A natureza ouviu o desabafo da violeta e lhe disse: Que te aconteceu filhinha? As vãs ambições apoderam-se de ti?
— Ó Mãe poderosa – disse a violeta – transforma-me em rosa, por um só dia que seja.
— Tu não sabes o que estás me pedindo, retrucou a Natureza. Ignoras o que se esconde de mazelas atrás das aparentes grandezas.
— Transforma-me numa rosa esbelta e alta, insistiu a violeta. E tudo o que me acontecer será a conseqüência de meus próprios desejos e aspirações.
A Natureza estendeu sua mão mágica, e a violeta tornou-se uma rosa suntuosa.
Na tarde daquele dia, o céu escureceu-se e os ventos, depois a chuva devastaram o bosque.
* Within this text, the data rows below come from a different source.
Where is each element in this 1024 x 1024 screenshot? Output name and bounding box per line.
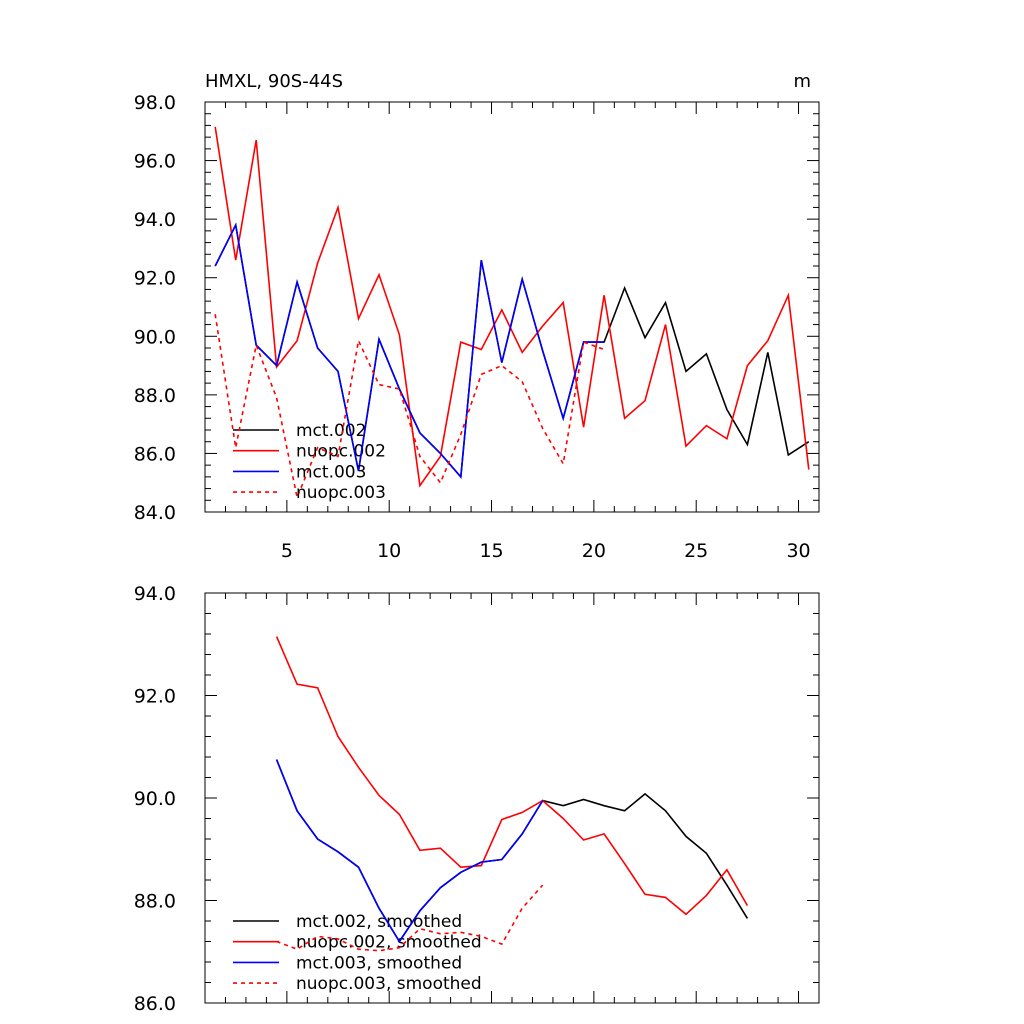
y-tick-label: 94.0	[134, 209, 176, 231]
x-tick-label: 25	[684, 540, 708, 562]
series-line	[275, 759, 544, 943]
series-line	[276, 884, 544, 952]
series-nuopc-002-smoothed	[275, 636, 749, 916]
legend-label: mct.002	[296, 421, 366, 441]
y-tick-label: 88.0	[134, 385, 176, 407]
y-tick-label: 90.0	[134, 326, 176, 348]
series-nuopc-003-smoothed	[276, 884, 544, 952]
legend-label: nuopc.002	[296, 442, 386, 462]
x-tick-label: 10	[377, 540, 401, 562]
legend-label: nuopc.002, smoothed	[296, 933, 482, 953]
x-tick-label: 20	[582, 540, 606, 562]
legend-label: mct.003, smoothed	[296, 953, 462, 973]
x-tick-label: 5	[281, 540, 293, 562]
x-tick-label: 30	[786, 540, 810, 562]
y-tick-label: 90.0	[134, 788, 176, 810]
legend-label: mct.003	[296, 462, 366, 482]
legend-label: mct.002, smoothed	[296, 912, 462, 932]
series-mct-003-smoothed	[275, 759, 544, 943]
series-line	[214, 222, 605, 479]
series-line	[214, 314, 605, 501]
y-tick-label: 92.0	[134, 686, 176, 708]
y-tick-label: 84.0	[134, 502, 176, 524]
y-tick-label: 94.0	[134, 583, 176, 605]
chart-units: m	[793, 71, 811, 92]
y-tick-label: 88.0	[134, 891, 176, 913]
y-tick-label: 98.0	[134, 92, 176, 114]
y-tick-label: 86.0	[134, 993, 176, 1015]
legend-label: nuopc.003, smoothed	[296, 974, 482, 994]
series-line	[275, 636, 749, 916]
series-line	[214, 126, 810, 488]
y-tick-label: 96.0	[134, 151, 176, 173]
x-tick-label: 15	[479, 540, 503, 562]
legend-label: nuopc.003	[296, 483, 386, 503]
panel-top: 84.0 86.0 88.0 90.0 92.0 94.0 96.0 98.0 5 10 15 20 2…	[134, 71, 820, 562]
y-tick-label: 92.0	[134, 268, 176, 290]
series-nuopc-003	[214, 314, 605, 501]
series-nuopc-002	[214, 126, 810, 488]
y-tick-label: 86.0	[134, 443, 176, 465]
series-mct-003	[214, 222, 605, 479]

As árvores e as rosas foram abatidas. Somente as humildes violetas escaparam ao massacre.
A rainha das violetas vendo a rosa que tinha sido violeta estendia no chão como morta, disse:
— Vejam e meditem minhas filhas, sobre a morte da violeta que as ambições iludiram. Que seu infortúnio lhes sirva de exemplo!
Ouvindo estas palavras, a rosa agonizante estremeceu e, apelando para todas as suas forças, disse com voz entrecortada:
— Ouvi vós, satisfeitas covardes. Ontem eu era como vós, humilde e segura. Mas escutei no silencio da noite e ouvi o mundo superior dizer a este mundo: “o objetivo da vida é atingir o que há além da vida”. Pedi então à Natureza que me transformasse em rosa. Vivi uma hora como rainha. Vi o mundo pelos olhos da rosa. Ouvi a melodia do universo com o ouvido da rosa. Acariciei a luz com as pétalas da rosa. Pode alguma de vós vangloriar de tal honra? Morro agora, levando na alma o que nenhuma alma de violeta jamais experimentou. Morro, sabendo o que há atrás dos horizontes estreitos onde nasci. É este o objetivo da vida.
E V., minha amiga, o que acha? Valeu a pena o sacrifício da violeta? É também objetivo da vida «atingir o que há além de nosso horizonte»?
R.Sérgio.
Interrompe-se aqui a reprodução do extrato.